Alunos

PEIXE-MARIA

Ó Maria, que andas sempre em cardume e és branquinha! Não sabes nadar sozinha! Se um vira, tu viras também. Segues sempre os outros e não traças o teu próprio caminho.

Assim são os homens e as mulheres deste tempo, que vivem a copiar o que vêem, desde roupas a opiniões. Parece que têm medo de ser diferentes e de pensar por si, acabando por se copiar uns aos outros.

Nas redes sociais, com medo de não se pertencer, acabam por mostrar uma realidade ilusória.

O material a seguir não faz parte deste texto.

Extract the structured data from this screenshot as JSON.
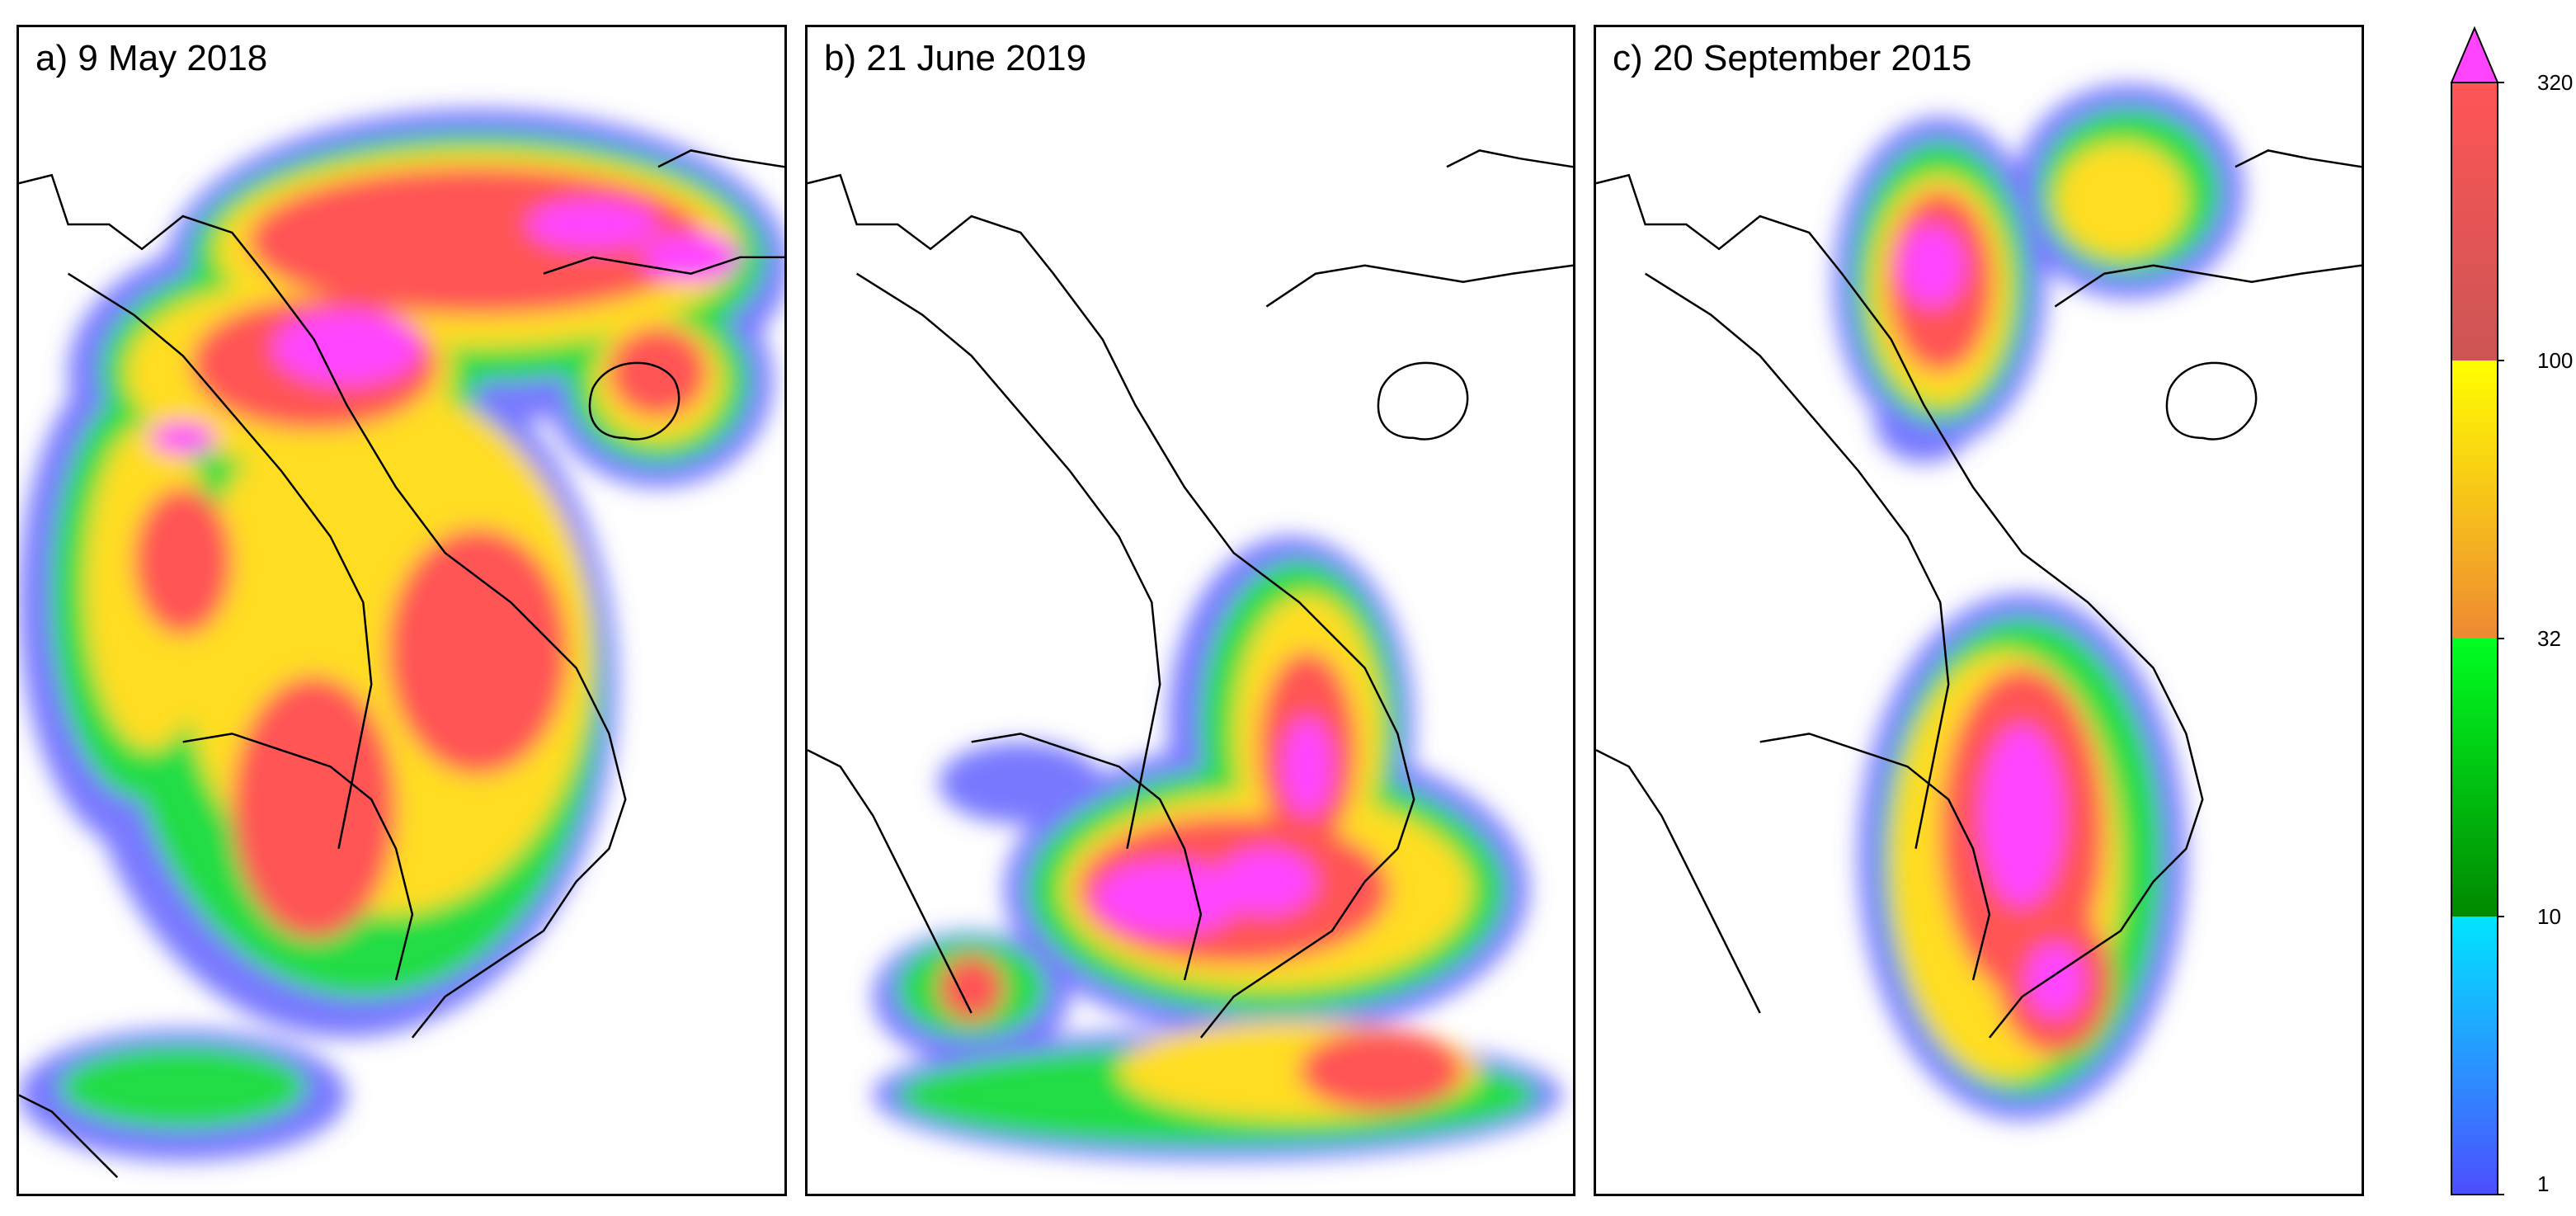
{
  "panels": [
    {
      "id": "a",
      "title": "a) 9 May 2018"
    },
    {
      "id": "b",
      "title": "b) 21 June 2019"
    },
    {
      "id": "c",
      "title": "c) 20 September 2015"
    }
  ],
  "colorbar": {
    "extend": "max",
    "extend_color": "#ff44ff",
    "ticks": [
      "320",
      "100",
      "32",
      "10",
      "1"
    ],
    "segments": [
      {
        "from": "1",
        "to": "10",
        "colors": [
          "#4d4dff",
          "#00e5ff"
        ]
      },
      {
        "from": "10",
        "to": "32",
        "colors": [
          "#008800",
          "#00ff22"
        ]
      },
      {
        "from": "32",
        "to": "100",
        "colors": [
          "#ee8833",
          "#ffff00"
        ]
      },
      {
        "from": "100",
        "to": "320",
        "colors": [
          "#cc5555",
          "#ff5555"
        ]
      }
    ]
  }
}
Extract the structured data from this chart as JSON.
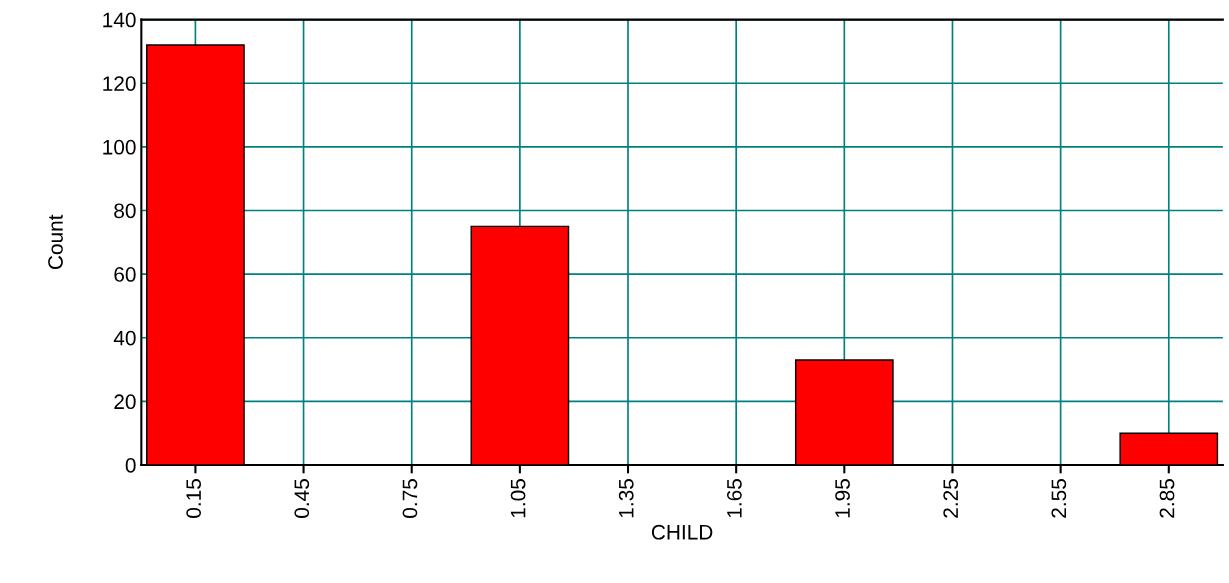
{
  "chart_data": {
    "type": "histogram",
    "xlabel": "CHILD",
    "ylabel": "Count",
    "bins": [
      0,
      0.3,
      0.6,
      0.9,
      1.2,
      1.5,
      1.8,
      2.1,
      2.4,
      2.7,
      3.0
    ],
    "values": [
      132,
      0,
      0,
      75,
      0,
      0,
      33,
      0,
      0,
      10
    ],
    "color": "#ff0000",
    "xlim": [
      0,
      3.0
    ],
    "ylim": [
      0,
      140
    ],
    "xticks": [
      0.15,
      0.45,
      0.75,
      1.05,
      1.35,
      1.65,
      1.95,
      2.25,
      2.55,
      2.85
    ],
    "yticks": [
      0,
      20,
      40,
      60,
      80,
      100,
      120,
      140
    ],
    "grid": true
  }
}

Querem ser aceites, e para isso escondem quem realmente são e seguindo um estereótipo – falam o mesmo, vestem o mesmo, sonham o mesmo.

Ó Maria, que representas a nossa geração, que molda a própria personalidade em troca de aprovação. De que te serve viver num mar tão grande e cheio de caminhos quando optas, sempre, pelo mais escolhido.

Olha ao teu redor, Maria, há um oceano inteiro à tua espera, mas tu preferes seguir a multidão, onde não és ouvida e onde ninguém te vê. Aprende, pequena branquinha, que é melhor nadares sozinha, na tua verdade, do que te perderes na influência e na mentira dos outros.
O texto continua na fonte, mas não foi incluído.